Assertion (A)
If two tangents are drawn to a circle from an external point, they subtend equal angles at the centre.
Reason (R)
A parallelogram circumscribing a circle is a rhombus.
(a) Both Assertion (A) and Reason (R) are true and Reason (R) is a correct explanation of Assertion (A).
(b) Both Assertion (A) and Reason (R) are true but Reason (R) is not a correct explanation of Assertion (A).
(c) Assertion (A) is true and Reason (R) is false.
(d) Assertion (A) is false and Reason (R)is true.
(b) Both Assertion (A) and Reason (R) are true but Reason (R) is not a correct explanation of Assertion (A).
Assertion :-
We know that if two tangents are drawn to a circle from an external point, they subtend equal angles at the centre.
Reason:-
Given, a parallelogram ABCD circumscribes a circle with centre O.
$A B=B C=C D=A D$
We know that the tangents drawn from an external point to circle are equal .

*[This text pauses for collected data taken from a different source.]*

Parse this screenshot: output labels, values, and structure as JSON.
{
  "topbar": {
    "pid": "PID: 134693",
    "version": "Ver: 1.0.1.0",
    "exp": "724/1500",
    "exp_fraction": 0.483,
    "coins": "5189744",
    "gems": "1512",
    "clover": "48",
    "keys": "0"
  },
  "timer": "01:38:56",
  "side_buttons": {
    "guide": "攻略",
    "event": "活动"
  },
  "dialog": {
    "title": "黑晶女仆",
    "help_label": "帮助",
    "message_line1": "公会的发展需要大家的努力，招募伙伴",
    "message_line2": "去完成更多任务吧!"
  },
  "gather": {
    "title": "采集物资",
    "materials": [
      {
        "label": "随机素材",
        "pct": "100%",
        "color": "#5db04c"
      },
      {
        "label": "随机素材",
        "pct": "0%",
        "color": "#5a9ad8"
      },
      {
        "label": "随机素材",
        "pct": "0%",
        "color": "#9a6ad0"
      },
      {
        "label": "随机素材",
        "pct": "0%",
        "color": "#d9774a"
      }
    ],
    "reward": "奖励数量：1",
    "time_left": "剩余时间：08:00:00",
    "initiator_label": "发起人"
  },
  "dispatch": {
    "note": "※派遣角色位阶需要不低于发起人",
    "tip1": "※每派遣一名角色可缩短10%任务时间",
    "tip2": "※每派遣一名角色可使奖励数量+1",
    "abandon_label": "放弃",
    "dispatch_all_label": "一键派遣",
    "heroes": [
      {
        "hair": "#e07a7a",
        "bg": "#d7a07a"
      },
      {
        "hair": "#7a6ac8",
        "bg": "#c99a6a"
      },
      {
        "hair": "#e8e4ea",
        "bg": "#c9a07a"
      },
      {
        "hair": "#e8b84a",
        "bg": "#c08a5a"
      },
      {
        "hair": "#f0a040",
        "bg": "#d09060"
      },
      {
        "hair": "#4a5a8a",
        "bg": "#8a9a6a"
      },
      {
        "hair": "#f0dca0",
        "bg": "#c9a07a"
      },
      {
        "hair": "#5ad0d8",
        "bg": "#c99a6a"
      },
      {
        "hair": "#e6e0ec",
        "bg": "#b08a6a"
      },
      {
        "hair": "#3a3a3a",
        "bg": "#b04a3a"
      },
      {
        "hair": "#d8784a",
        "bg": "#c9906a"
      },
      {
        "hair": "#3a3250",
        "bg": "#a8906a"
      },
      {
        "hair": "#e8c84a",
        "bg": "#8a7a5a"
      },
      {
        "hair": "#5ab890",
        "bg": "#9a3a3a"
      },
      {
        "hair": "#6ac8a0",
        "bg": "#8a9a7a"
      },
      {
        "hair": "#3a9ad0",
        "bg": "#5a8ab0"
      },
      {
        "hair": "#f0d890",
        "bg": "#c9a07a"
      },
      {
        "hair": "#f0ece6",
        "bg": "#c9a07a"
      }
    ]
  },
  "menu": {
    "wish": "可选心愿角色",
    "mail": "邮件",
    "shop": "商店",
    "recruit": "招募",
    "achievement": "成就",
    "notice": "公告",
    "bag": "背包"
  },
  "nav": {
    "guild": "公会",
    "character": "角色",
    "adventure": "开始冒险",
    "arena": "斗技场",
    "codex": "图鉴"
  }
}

$\therefore A P=A S \ldots \ldots \ldots(i) \quad[$ tangents from $A]$
$B P=B Q \ldots \ldots \ldots .(i i) \quad[$ tangents from $B]$
$C R=C Q \ldots \ldots \ldots$ (iii) $\quad[$ tangents from $C]$
$D R=D S \ldots \ldots \ldots \ldots(i v) \quad[$ tangents from $D]$
$\therefore A B+C D=A P+B P+C R+D R$
$=A S+B Q+C Q+D S[$ from $(i),(i i),(i i i)$ and $(i v)]$
$=(A S+D S)+(B Q+C Q)$
$=A D+B C$
Thus, $(A B+C D)=(A D+B C)$
$\Rightarrow 2 A B=2 A D[\because$ opposite sides of a parallelogram are equal $]$
$\Rightarrow A B=A D$
$\therefore C D=A B=A D=B C$
Hence, ABCD is a rhombus.